Dès lors que la sauvegarde de la compétitivité de la société Compo rendait indispensable la réorganisation de l'entreprise, la modification du contrat de travail d'Édith Courage était justifiée et la décision entreprise sera confirmée en ce qu'elle a débouté cette dernière de ses demandes relatives à licenciement sans cause réelle sérieuse.

Sur le rappel de commission sur les départements retirés à Edith Courage

Édith Courage soutient que son employeur lui a arbitrairement retiré 5 départements et qu'elle a ainsi subi un préjudice dont elle demande réparation par l'allocation d'une somme de 25 000 euro.

Il apparaît toutefois que si des départements ont été retirés à Édith Courage, une nouvelle gamme de produits lui a été attribuée et qu'elle a ainsi connu un gain de chiffre d'affaires et donc de commission.

Elle affirme toutefois que si les 5 départements litigieux ne lui avaient pas été retirés, elle aurait bénéficié d'une augmentation supplémentaire du chiffre d'affaires dans la mesure où de toute façon la nouvelle gamme de produits lui aurait été attribuée.

Il n'est pas établi qu'Édith Courage aurait nécessairement bénéficié d'une nouvelle gamme de produits, par ailleurs dès lors que la nouvelle organisation de la société lui a permis d'augmenter ses commissions, elle ne peut utilement soutenir qu'il y a eu en définitive une modification de sa rémunération. Il convient en effet de relever qu'elle a eu un gain net de chiffre d'affaire de 1 173 792 pour la campagne 99/00.

Sur l'indemnité de clientèle

Aux termes de l'article L. 751-9 du Code du travail, les VRP ont droit à une indemnité de clientèle en raison du préjudice qu'ils subissent à la suite de l'abandon d'une clientèle qu'ils avaient apportée, créé ou développée.
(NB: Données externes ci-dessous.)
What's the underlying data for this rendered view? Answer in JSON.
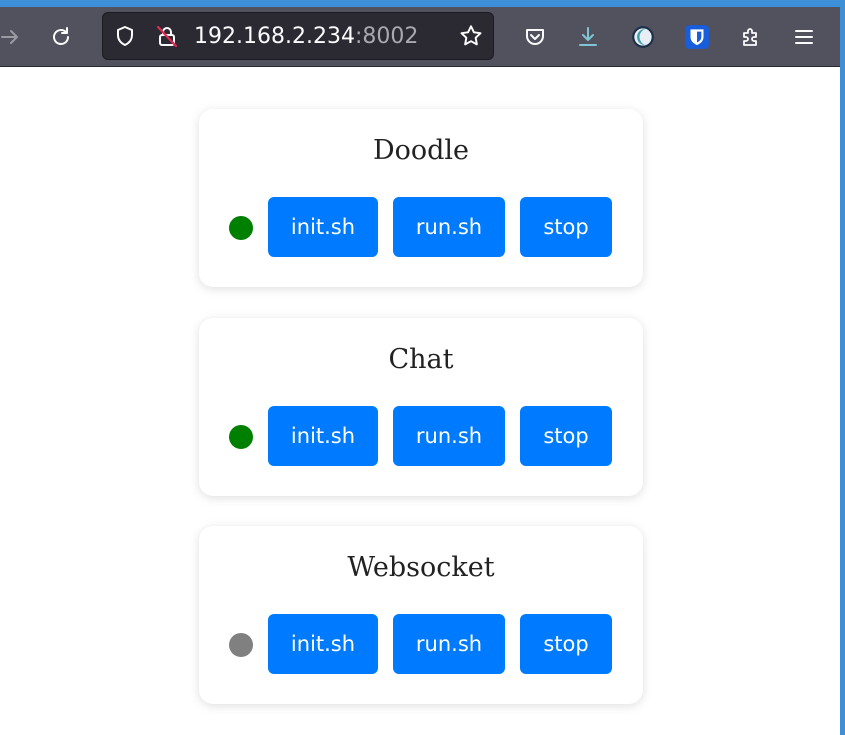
{
  "browser": {
    "url_host": "192.168.2.234",
    "url_port": ":8002",
    "icons": [
      "forward-icon",
      "reload-icon",
      "tracking-shield-icon",
      "insecure-lock-icon",
      "bookmark-star-icon",
      "pocket-icon",
      "downloads-icon",
      "extension-moon-icon",
      "bitwarden-icon",
      "extensions-icon",
      "menu-icon"
    ]
  },
  "colors": {
    "button": "#007bff",
    "status_running": "#008000",
    "status_stopped": "#808080",
    "accent": "#3d8fd8"
  },
  "services": [
    {
      "name": "Doodle",
      "status": "running",
      "buttons": {
        "init": "init.sh",
        "run": "run.sh",
        "stop": "stop"
      }
    },
    {
      "name": "Chat",
      "status": "running",
      "buttons": {
        "init": "init.sh",
        "run": "run.sh",
        "stop": "stop"
      }
    },
    {
      "name": "Websocket",
      "status": "stopped",
      "buttons": {
        "init": "init.sh",
        "run": "run.sh",
        "stop": "stop"
      }
    }
  ]
}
Il apparaît en l'espèce que le commissionnement d'Edith Courage est passé de 7 723 euro en 1988 à 38 505 euro en 1999/2000. Dès lors il ne peut être contesté que cette dernière a développé sa clientèle.

C'est à bon droit et par des motifs adoptés par la cour, que les premiers juges ont retenu que les efforts commerciaux faits par la société Compo ne peuvent justifier la diminution de cette indemnité.

En accordant de ce chef la somme de 23 412 euro, compte-tenu des sommes déjà versées, les premiers juges ont fait une exacte appréciation qui sera confirmée.

Sur le rappel de commission au titre des remboursements de remise sur de fin d'année

En retenant qu'aux termes du contrat liant les parties, les commissions versées étaient calculées sur le montant net de toutes charges et ristournes, les premiers juges ont fait une exacte appréciation. Dès lors la décision entreprise sera confirmée en ce qu'elle a rejeté la demande d'Édith Courage concernant le rappel de commission sur les ristournes accordées directement par l'employeur aux clients.

Sur le rappel de congés payés

Il n'est pas contesté qu'Édith Courage n'a pas perçu les congés payés sur les primes qui lui ont été réglées. Il apparaît au vu des bulletins salaires produits à la procédure qu'elle a reçu au titre de ses primes 33 000 FF pour l'année 1997 et 14 000 FF pour l'année 1998. Dès lors que les sommes perçues en 1999 et 2000 ne sont pas contestées, elle est en droit de recevoir de ce chef 10 % de 63 000 FF, soit 9 604,30 euro.

Il n'apparaît pas inéquitable de laisser à la charge d'Édith Courage les frais irrépétibles qu'elle a engagés dans la présente instance. Elle sera donc déboutée de la demande qu'elle formule en application des dispositions de l'article 700 du nouveau Code de procédure civile.

Par ces motifs, LA COUR, statuant publiquement, contradictoirement, en matière prud'homale et en dernier ressort, Confirme la décision entreprise en ses dispositions non contraires au présent dispositif. Déboute Edith Courage de sa demande de dommages-intérêts pour non-respect de la procédure de licenciement. Condamne la société Compo Horticulture et Jardins à lui verser la somme de 9 604,30 euro à titre de rappel de congés payés. Dit que les sommes à caractère salarial porteront intérêt au taux légal à compter du jour de l'introduction de la demande en justice. Rejette les autres chefs de demande. Condamne la société Compo Horticulture et Jardins aux entiers dépens.